On pourrait, se dit-on, la croquer. Goûter, du bout de la langue d’abord, puis plus franchement à pleine bouche, le jus ensoleillé qui sourd de ses quartiers. On devait, se dit-on, essayer. Mais l’orange de Séville à l’amère beauté ne doit se déguster- si ce n’est en pensée. Les rares astres déchus de leurs orbites en attestent, l’orange de Séville a l’amertume tenace et la survie facile. Et si recueillie, exportée, transformée, emmiellée elle séduit les palais britanniques de ses marmelades et confitures en doucereux étalements sur toasts matinaux, à Séville, point. Fièrement, elle y éclaire mais ne se laisse cueillir.
Il suffit de se perdre dans les rues animées de la ville pour gommer cette frustration. Amandes pralinées sorties chaudes du chaudron qui les a colorées ; mantecados qui s’effritent en bouche comme un tas de sable tout de gras et sucré, Séville regorge de douces ressources pour enlever l’amertume de l’expérimentateur ignorant. Et il y a mieux encore pour qui cherche un peu. Las de tapas peu amènes avalés au détour d’une bière ou d’un verre de rouge râpeux et corsé, légèrement déçu des ambiances chaleureuses aux menus répétitifs et prometteurs mais qui ne tiennent pas, il faut changer de bord. Passer le pont qui vous plaît. Entrer dans le quartier de Triana. Longer le petit bras canalisé sur la rive gauche du grand fleuve et atteindre la tranquille promenade de Nuestra señora de la O ou, plus gauloisement, de Notre dame de l’Ô.
Notre dame de l’Ô, un nom bien mystérieux…
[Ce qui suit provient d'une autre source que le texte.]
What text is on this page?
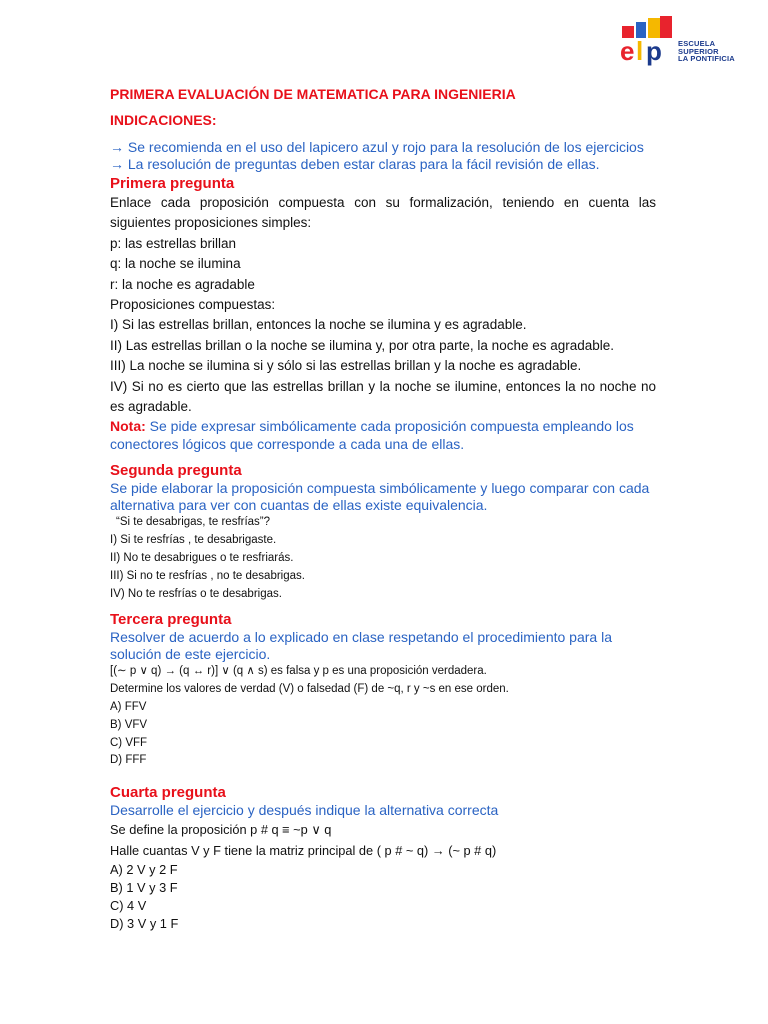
e l p ESCUELA
SUPERIOR
LA PONTIFICIA
PRIMERA EVALUACIÓN DE MATEMATICA PARA INGENIERIA
INDICACIONES:
→ Se recomienda en el uso del lapicero azul y rojo para la resolución de los ejercicios
→ La resolución de preguntas deben estar claras para la fácil revisión de ellas.
Primera pregunta
Enlace cada proposición compuesta con su formalización, teniendo en cuenta las siguientes proposiciones simples:
p: las estrellas brillan
q: la noche se ilumina
r: la noche es agradable
Proposiciones compuestas:
I) Si las estrellas brillan, entonces la noche se ilumina y es agradable.
II) Las estrellas brillan o la noche se ilumina y, por otra parte, la noche es agradable.
III) La noche se ilumina si y sólo si las estrellas brillan y la noche es agradable.
IV) Si no es cierto que las estrellas brillan y la noche se ilumine, entonces la no noche no es agradable.
Nota: Se pide expresar simbólicamente cada proposición compuesta empleando los conectores lógicos que corresponde a cada una de ellas.
Segunda pregunta
Se pide elaborar la proposición compuesta simbólicamente y luego comparar con cada alternativa para ver con cuantas de ellas existe equivalencia.
“Si te desabrigas, te resfrías”?
I) Si te resfrías , te desabrigaste.
II) No te desabrigues o te resfriarás.
III) Si no te resfrías , no te desabrigas.
IV) No te resfrías o te desabrigas.
Tercera pregunta
Resolver de acuerdo a lo explicado en clase respetando el procedimiento para la solución de este ejercicio.
[(∼ p ∨ q) → (q ↔ r)] ∨ (q ∧ s) es falsa y p es una proposición verdadera.
Determine los valores de verdad (V) o falsedad (F) de ~q, r y ~s en ese orden.
A) FFV
B) VFV
C) VFF
D) FFF
Cuarta pregunta
Desarrolle el ejercicio y después indique la alternativa correcta
Se define la proposición p # q ≡ ~p ∨ q
Halle cuantas V y F tiene la matriz principal de ( p # ~ q) → (~ p # q)
A) 2 V y 2 F
B) 1 V y 3 F
C) 4 V
D) 3 V y 1 F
Serait-ce un rappel de l' »O » rond des oranges qui nous guident depuis notre arrivée ?
Peut-être… ou pas…
Le paisible alentour laisse à l’esprit le temps de s’égarer mais pas trop, juste le temps de trouver, après quelques mètres à bien respirer loin de la foule touristique peu curieuse de l’autre rive, le restaurant De la O. Là, toute curiosité onomastique oubliée, nous entrons et découvrons la salle en longueur précédée d’une terrasse qui donne sur le canal et conclue d’une cour lumineuse et fraîche – mais nous sommes en hiver et restons à l’intérieur malgré le doux temps sévillan. Entre le bar qui laisse imaginer par sa discrète ouverture les secrets de la cuisine et le mur végétal si sincère qu’on croit voir les feuilles trembler dans la brise, nous nous attablons et bientôt je déguste une fraîchissime tempura de gambas à la partition parfaitement binaire, l’attaque d’une éclatante croustillance de la feuille dorée suivie d’un tranchant au mordant bien marin, puis je poursuis par une grillade ibérique aux herbes et charbon qui me pave la bouche de sa riche fumée agrégée au maquis, avant de gloutonner une assiette solaire de sauvages pommes de terre rayonnant de gourmandise acérée.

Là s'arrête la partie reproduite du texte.